A surprise packet - an early film from Ken Annakin who had a background in documentaries and made the leap to features with ease. It's a real ensemble piece, a look at various people going on holiday at a camp for a week: Flora Robson mourns for a lost love; a young couple wonder what to do with an out of wedlock pregnancy; a loving but squabbling working class couple, the Huggets (Kathleen Harrison, Jack Warner), see their son get ensnared by gamblers and their hot daughter (Hazel Court) romanced by recently-jilted Jimmy Lydon; a smooth RAF conman type (Dennis Price) turns out to be a serial killer.
It works very well, this combination of comedy, drama and romance, a forerunner of modern day soapies. Things are helped by a very good cast - there are veterans like Robson, Warner and Harrison, plus new matinee idols like Price, and brand new hot things like Court and a young Diana Dors. There's also cameos by Pat Roc as herself - and a few other people I didn't recognise who I'm prepared to believe were famous.
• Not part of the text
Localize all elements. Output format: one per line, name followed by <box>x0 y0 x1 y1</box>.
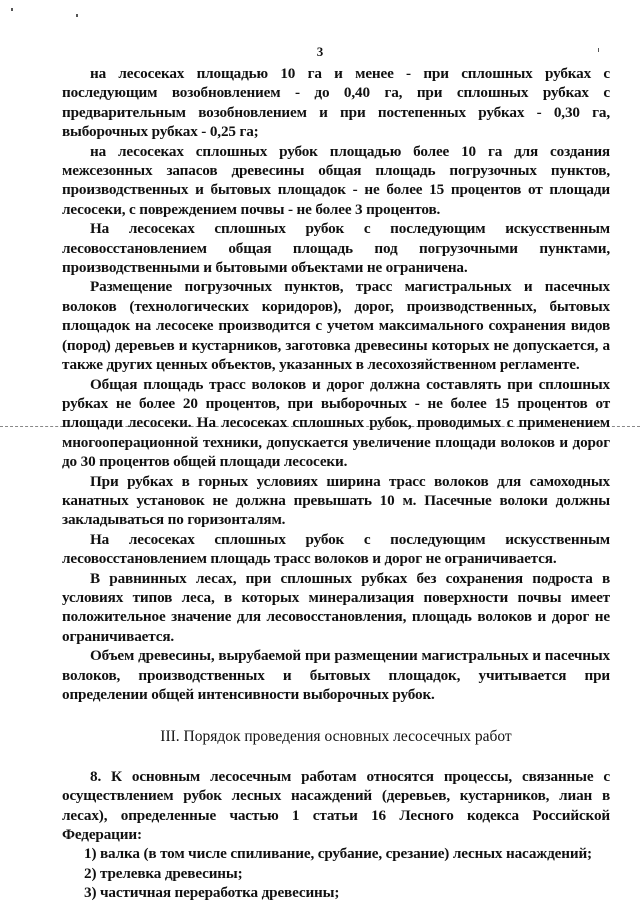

Historically its fascinating to see how lower class Brits holidayed back in the day - these massive camps, where they packed them in, had constant organised activities, where you were in each other's pockets, nightly sing alongs of 'Knees Up Mother Brown' and doing the hokey pokey. No wonder the country took to socialism so well. Annakin films this brilliantly incorporating what I assume is footage at a real life camp with the actual actors though.
It all feels authentic. And the melodrama doesn't stuff around - there's a serial killer who kills someone, a couple have premarital sex, a woman contemplates suicide, Hazel Court is a widowed mum. No wonder it was a hit - I'm surprised the Americans didn't remake and Americanise it.